映画版は見ててそんなに好きじゃなかったのですが、今回Baeのピックにより読んでみた。若き日よりひどい記憶喪失で、毎朝目が覚めると記憶がリセットされてるというおばさんが、起きて鏡を見ては、え!私! いつの間にこんなおばさんに…と衝撃を受け、隣で寝てる夫が誰なのか分からない。それが延々と繰り返されながら、少しずつ盛り上がっていくスローペース期間が若干長いな、と思っていたが、後半に怒涛の如く押し寄せる戦慄で全てペイオフ。あの長さがないとこんなにすっとキャラや内容が頭に入ってこないわな。映画より全然小説推し!

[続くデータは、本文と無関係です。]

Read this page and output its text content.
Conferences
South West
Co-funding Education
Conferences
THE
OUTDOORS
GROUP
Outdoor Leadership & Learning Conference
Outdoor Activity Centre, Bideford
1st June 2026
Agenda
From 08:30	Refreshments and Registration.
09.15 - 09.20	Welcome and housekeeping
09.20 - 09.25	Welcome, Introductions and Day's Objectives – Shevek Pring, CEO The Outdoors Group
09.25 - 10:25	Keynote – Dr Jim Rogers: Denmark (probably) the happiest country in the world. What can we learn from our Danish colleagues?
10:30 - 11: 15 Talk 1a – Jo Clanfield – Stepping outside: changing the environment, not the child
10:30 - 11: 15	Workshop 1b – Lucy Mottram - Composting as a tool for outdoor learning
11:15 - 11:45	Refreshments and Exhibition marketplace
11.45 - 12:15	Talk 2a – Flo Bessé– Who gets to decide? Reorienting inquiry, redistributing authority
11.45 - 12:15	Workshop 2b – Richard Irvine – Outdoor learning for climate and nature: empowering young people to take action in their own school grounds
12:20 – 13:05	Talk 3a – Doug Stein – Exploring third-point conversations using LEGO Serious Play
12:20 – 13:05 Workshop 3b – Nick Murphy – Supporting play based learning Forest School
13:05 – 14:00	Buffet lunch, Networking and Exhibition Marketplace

↑↑↑これ書いたあと、自分の2018年の感想を見て面白いことを発見。以下、2018年の感想文↓↓↓

眼球ドアップからズームアウトしていくと、お布団に眠ってるニコールキッドマン。顔に刻まれたシワ、血管の浮き出た腕、ハリのない髪、隠すことなく老いをさらけ出し、よろよろ洗面所に向かう。ここはどこだろう。ふと見ると、ベンという男と自分との仲睦まじき写真がたくさん壁に貼ってある。寝室に戻ると、ボクは君の夫だ、とベッドから名乗るベン。この人はだれ…? といきなりものすごい混乱の渦中から始まるサスペンス。ニコール・キッドマン演じるクリスティーンは、怪我の後遺症で1日しか記憶が保持できず、夜寝て目がさめるたびに記憶が20代前半の状態に戻ってしまう。そんなクリスティーンを10年間世話し続ける夫ベン。彼がいつものように仕事に出て行くと、突然主治医のナッシュと名乗る男から電話がかかってくる。ベンには内緒で、クローゼットに隠したカメラで日々の記録を残してもらってて、そうしながら何とか彼女の記憶を回復できないか探っているという。だが、とにかくクリスティーンは目覚めるたびに何も覚えてないし、ベンは何か秘密を隠してる風で、嘘の過去を語ってたりするし、医師は医師でクリスティーンに特別な興味があるようだ。怪しい、みんな、怪しい、とだんだん見てるこっちがパラノイア。一体、何が真実なのか? 誰がホントにクリスティーンのために動いてるのか? そして、クリスティーンはこの大問題を解決できるのか? ベン演じるコリンファース、ナッシュ演じるマークストロングと、素晴らしく魅力的な主演揃いで、かなり見応えがあり、テンポもよし。中盤のとりあえず眠らしてしまえばこっちのもの的展開と、まずいタイミングでのベンの帰宅シーンのハラハラとか面白いんやけど、終盤のガチャガチャしたバトルシーン以降急速に面白さが低下、そして、エンディングに出てくる男が……まさかの最後で完全ミスキャスト⁈ 悪人にしか見えへんかってんけど笑 しかも最後ふつーにいい話で終わるんかい!っていう。テーマ的にもっとヒネリをきかしてくるかなと思っていたが、そこそこ大きい驚きはふたつくらいで、しかも衝撃ってほどでもない。同じような話だと、メメントという大衝撃の傑作があるので、それと比べるとめちゃくちゃ大味で標準的な作りのサスペンスやった。まぁ別に悪くないんすけどね。ぽんぽん進むしまぁまぁ没入できるし上映時間が短いので、すっげー短く感じた。個人的にはもっと長くていいから、もっと深みがあればなーって思った。キャラがみなちょっと記号的すぎまいか。クレアの存在感はよかったけど。あとイギリス映画っぽさあんまなかった! ハリウッドっぽい。それにしても、ほんま人類ていろんなことにかこつけてよく不倫するよねー。逆に不倫がよくないという考えの方を改めたほうがええんちゃうか。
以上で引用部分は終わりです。